Monday, May 23, 2005
Amnesty appeal for Turkmenistan prisoner
Amnesty International is concerned about the continued imprisonment following a secret trial last year of former Mufti Nasrullah ibn Ibadullah. There are allegations that he was targeted for expressing dissent and because of his ethnic origin as an Uzbek.
Exactly one year ago, in the night from 23 to 24 May 2004, officers of the Interior Ministry reportedly beat Nasrullah ibn Ibadullah in the maximum-security prison in the Caspian port town of Turkmenbashi (formerly Krasnovodsk). According to the international broadcaster Deutsche Welle, Nasrullah ibn Ibadullah "suffered significantly". To Amnesty International's knowledge, the authorities have not investigated the allegations and none of the perpetrators has been brought to justice.
On 2 March 2004 Nasrullah ibn Ibadullah was sentenced to 22 years' imprisonment on treason charges by Azatlyk district court in Ashgabat in a secret trial with the first five years to be served in a maximum-security prison. He was accused of involvement in the alleged assassination attempt on President Niyazov in November 2002. The President had removed Nasrullah ibn Ibadullah from his post as chief mufti and deputy chair of the Gengeshi (Council) for Religious Affairs in January 2003.
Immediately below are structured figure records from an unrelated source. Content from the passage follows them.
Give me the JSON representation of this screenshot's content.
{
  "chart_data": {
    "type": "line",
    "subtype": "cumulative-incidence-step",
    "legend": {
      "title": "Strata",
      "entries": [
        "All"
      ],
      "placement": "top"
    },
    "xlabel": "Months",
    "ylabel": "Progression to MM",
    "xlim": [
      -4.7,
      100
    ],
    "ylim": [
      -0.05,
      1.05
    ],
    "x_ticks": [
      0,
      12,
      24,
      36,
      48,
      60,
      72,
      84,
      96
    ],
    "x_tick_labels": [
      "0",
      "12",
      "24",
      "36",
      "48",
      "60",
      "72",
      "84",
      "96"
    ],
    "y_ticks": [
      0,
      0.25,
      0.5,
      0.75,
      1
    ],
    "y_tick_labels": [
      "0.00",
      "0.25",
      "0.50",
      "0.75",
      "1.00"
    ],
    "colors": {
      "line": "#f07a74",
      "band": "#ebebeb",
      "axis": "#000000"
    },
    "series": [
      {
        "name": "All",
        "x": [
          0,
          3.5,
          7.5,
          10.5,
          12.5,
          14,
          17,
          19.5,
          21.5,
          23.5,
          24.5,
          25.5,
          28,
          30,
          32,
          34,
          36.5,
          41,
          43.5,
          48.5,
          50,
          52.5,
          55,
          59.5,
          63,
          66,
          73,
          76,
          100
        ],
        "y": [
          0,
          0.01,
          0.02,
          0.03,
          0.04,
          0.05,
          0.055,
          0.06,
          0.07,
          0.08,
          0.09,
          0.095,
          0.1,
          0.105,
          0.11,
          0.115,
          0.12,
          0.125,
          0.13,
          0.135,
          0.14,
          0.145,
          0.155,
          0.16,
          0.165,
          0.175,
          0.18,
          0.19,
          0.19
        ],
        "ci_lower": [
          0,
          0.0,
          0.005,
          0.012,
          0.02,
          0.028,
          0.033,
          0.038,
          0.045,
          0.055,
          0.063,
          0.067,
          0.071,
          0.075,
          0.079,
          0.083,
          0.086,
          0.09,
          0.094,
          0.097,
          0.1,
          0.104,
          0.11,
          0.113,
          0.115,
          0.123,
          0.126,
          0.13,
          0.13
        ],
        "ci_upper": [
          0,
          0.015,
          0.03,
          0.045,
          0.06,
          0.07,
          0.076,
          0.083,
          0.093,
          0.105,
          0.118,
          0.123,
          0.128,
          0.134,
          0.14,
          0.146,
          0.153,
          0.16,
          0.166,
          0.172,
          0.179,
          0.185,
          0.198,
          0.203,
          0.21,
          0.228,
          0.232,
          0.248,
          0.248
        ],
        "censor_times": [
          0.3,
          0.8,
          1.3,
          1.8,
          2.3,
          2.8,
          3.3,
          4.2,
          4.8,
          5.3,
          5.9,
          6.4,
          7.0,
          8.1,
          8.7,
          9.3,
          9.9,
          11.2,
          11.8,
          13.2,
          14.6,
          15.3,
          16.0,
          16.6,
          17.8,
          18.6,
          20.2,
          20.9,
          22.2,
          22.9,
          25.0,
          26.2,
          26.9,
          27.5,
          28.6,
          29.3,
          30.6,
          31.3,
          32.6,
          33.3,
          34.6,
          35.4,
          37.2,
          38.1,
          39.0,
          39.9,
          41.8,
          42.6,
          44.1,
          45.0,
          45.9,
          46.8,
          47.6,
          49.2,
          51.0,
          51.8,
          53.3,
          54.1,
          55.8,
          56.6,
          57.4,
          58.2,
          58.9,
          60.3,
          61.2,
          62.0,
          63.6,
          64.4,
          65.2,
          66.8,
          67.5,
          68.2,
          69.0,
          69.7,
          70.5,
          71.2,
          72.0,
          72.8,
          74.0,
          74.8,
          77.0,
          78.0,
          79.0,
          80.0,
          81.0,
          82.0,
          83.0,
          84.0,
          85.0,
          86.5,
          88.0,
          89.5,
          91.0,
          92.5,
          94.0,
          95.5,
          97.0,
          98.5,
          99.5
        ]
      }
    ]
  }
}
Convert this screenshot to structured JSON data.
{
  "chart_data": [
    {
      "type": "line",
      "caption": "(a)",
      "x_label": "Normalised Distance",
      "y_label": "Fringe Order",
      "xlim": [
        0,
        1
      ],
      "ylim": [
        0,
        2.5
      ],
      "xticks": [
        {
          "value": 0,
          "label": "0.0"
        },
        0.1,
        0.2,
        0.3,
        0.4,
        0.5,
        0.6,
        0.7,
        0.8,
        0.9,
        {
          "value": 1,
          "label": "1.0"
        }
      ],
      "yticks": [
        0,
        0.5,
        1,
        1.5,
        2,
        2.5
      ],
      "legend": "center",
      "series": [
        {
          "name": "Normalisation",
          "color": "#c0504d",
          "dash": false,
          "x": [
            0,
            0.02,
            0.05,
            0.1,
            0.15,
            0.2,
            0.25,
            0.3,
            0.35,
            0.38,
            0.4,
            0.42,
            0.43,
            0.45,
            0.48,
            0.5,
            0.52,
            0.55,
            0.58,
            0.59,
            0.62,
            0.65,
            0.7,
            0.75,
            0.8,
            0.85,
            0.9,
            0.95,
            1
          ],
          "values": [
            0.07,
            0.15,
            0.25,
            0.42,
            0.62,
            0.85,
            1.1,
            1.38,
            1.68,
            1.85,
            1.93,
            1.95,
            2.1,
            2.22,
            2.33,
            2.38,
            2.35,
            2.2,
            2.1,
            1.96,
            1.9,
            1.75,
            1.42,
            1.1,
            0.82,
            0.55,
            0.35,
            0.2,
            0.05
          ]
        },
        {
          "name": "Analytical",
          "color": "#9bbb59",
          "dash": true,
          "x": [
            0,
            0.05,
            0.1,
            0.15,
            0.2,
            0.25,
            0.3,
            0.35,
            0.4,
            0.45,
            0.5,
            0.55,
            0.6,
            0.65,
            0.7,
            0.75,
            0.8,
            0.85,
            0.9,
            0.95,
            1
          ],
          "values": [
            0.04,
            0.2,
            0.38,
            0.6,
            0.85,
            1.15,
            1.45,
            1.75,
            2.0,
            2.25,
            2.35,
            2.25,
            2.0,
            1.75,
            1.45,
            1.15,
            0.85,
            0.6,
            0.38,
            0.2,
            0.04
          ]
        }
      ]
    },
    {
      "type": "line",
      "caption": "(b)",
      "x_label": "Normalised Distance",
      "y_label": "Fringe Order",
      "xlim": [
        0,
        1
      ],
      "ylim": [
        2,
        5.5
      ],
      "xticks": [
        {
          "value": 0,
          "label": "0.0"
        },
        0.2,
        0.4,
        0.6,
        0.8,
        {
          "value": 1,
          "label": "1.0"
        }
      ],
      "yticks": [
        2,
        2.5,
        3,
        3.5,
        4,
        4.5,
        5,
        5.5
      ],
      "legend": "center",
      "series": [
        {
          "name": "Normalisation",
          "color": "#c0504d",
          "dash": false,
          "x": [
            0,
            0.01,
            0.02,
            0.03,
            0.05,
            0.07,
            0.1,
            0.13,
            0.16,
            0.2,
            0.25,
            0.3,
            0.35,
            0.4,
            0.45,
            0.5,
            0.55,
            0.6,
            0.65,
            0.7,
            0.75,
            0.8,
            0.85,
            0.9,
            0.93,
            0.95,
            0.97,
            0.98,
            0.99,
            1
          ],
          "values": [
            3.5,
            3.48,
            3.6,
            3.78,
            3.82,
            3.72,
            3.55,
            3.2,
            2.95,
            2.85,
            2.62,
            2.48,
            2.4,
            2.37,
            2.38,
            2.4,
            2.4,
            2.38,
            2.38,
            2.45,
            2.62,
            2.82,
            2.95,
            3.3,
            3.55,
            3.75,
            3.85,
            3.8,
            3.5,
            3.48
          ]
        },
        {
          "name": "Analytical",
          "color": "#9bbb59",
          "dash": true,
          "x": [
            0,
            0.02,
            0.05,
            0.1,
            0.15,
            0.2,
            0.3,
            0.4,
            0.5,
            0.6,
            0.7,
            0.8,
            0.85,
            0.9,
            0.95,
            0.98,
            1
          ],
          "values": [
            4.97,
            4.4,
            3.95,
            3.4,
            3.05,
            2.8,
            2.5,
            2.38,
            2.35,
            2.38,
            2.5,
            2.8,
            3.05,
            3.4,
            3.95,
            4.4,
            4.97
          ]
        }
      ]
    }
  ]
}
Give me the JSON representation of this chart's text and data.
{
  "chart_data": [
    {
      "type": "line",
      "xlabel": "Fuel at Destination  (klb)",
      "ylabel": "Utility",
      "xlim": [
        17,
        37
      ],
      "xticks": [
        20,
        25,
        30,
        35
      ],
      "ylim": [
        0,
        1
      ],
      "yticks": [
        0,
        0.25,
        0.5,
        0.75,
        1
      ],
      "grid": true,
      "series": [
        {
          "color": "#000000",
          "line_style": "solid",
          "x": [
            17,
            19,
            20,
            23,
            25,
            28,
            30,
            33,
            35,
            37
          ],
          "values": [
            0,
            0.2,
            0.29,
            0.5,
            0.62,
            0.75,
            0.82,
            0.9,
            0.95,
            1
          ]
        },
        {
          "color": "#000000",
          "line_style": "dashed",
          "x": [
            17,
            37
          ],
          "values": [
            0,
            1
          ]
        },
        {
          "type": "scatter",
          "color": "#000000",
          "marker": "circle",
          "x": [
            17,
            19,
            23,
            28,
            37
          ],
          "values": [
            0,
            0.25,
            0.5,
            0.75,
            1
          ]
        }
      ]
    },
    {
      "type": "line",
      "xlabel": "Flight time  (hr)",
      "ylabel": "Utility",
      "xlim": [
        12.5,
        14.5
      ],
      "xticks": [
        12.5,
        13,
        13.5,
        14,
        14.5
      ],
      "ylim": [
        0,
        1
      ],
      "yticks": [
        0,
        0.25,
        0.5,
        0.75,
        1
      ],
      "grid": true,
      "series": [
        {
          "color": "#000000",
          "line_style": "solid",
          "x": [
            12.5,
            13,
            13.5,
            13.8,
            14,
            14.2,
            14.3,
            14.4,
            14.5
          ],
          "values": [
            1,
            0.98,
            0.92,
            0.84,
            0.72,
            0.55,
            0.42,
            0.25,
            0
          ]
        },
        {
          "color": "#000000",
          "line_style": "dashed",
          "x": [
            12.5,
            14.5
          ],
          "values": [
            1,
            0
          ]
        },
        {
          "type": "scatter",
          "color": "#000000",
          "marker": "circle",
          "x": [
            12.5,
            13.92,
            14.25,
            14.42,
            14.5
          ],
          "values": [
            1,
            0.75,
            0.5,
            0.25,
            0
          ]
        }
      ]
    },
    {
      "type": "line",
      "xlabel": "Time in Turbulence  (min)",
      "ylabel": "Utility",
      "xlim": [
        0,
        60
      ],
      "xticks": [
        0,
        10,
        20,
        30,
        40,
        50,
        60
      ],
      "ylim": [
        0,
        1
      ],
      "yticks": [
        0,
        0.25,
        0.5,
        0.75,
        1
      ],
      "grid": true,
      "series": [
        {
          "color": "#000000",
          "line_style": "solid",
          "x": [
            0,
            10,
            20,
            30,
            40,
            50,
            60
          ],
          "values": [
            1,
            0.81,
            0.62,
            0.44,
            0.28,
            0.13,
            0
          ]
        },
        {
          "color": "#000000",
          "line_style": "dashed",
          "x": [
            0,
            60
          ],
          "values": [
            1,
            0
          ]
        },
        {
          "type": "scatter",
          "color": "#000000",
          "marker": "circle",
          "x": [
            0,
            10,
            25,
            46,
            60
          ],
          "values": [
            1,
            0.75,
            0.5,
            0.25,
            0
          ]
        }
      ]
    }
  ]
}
There are allegations that the charges against Nasrullah ibn Ibadullah were fabricated and that he was targeted for expressing dissent. For example, he was believed to have repeatedly objected to the extensive use of the President's book Rukhnama [Book of the Soul] in mosques. In addition, Nasrullah ibn Ibadullah did not advocate the imposition of the death penalty on the suspects in the November 2002 alleged assassination attempt on the President while other senior officials called for the reintroduction of the death penalty. Nasrullah ibn Ibadullah's expression of his opinion on this issue, before President Niyazov himself decided that the death penalty would not be reintroduced, could have been perceived as undermining the President's authority. There were also allegations that one of the reasons for targeting him was his Uzbek ethnicity. The government launched a new wave of pressure on ethnic minorities at the end of October 2003, removing ethnic minorities from particularly influential posts and replacing them with ethnic Turkmen.
Amnesty's page includes instructions for writing letters on behalf of Nasrullah ibn Ibadullah, as well as writing to him directly.